Several samplers are implemented in this package:
- `ErdosRenyiNodeSampler`: Sampler based on the Erdos Renyi random graph (i.e., sample context node with the same probability)
- `ConfigModelNodeSampler`: Sampler based on the configuration model (i.e., sample context node with probability proportional to its degree)
- `SBMNodeSampler`: Sampler based on the stochastic block model (i.e., sample context node using the stochastic block model)
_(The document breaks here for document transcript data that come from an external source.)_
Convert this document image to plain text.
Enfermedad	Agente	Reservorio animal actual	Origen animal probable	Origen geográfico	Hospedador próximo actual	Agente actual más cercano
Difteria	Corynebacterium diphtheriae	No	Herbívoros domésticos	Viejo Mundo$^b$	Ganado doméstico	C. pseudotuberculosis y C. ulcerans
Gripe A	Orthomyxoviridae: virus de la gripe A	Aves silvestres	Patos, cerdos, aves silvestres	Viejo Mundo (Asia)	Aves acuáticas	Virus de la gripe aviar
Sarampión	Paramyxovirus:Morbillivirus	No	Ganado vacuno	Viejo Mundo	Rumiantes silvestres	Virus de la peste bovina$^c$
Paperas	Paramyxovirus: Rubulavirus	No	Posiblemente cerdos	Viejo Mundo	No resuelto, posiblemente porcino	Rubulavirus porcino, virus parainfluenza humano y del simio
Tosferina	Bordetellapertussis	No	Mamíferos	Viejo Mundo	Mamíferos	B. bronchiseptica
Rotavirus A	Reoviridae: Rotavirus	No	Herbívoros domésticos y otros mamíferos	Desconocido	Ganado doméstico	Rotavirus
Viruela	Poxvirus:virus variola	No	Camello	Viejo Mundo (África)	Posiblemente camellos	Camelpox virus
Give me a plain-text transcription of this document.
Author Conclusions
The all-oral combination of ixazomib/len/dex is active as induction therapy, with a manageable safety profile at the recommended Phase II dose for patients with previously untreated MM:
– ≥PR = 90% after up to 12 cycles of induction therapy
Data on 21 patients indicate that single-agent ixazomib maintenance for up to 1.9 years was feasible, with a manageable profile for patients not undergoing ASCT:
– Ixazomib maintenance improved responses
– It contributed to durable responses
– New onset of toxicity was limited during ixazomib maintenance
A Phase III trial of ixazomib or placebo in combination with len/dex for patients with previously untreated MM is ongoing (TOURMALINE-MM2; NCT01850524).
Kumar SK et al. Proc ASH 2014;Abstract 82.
The `SBMNodeSampler` is useful to negate the bias due to a group structure in networks (i.e., structure correlated with a discrete label of nodes):

```python
import residual2vec as rv

group_membership = [0,0,0,0,1,1,1,1]
noise_sampler = rv.SBMNodeSampler(window_length = 10, group_membership=group_membership) # sampler for the negative sampling

model = rv.residual2vec_sgd(noise_sampler, window_length = 10)
model.fit(G)
emb = model.transform(dim = 64)
# or equivalently emb = model.fit(G).transform(dim = 64)
```

An added bonus for the SGD-based approach is that it offers a way to customize the noise distribution, which is useful to debias a particular bias in embedding.
Implement the following class inherited from `rv.NodeSampler`:

```python
import residual2vec as rv
class CustomNodeSampler(rv.NodeSampler):
    def fit(self, A):
        #Fit the sampler
        #:param A: adjacency matrix
        #:type A: scipy.csr_matrix
        pass

    def sampling(self, center_node, n_samples):
        #Sample context nodes from the graph for center nodes
        #:param center_node: ID of center node
        #:type center_node: int
        #:param n_samples: number of samples per center node
        #:type n_samples: int
        pass
```

See the `residual2vec/node_samplers` for examples.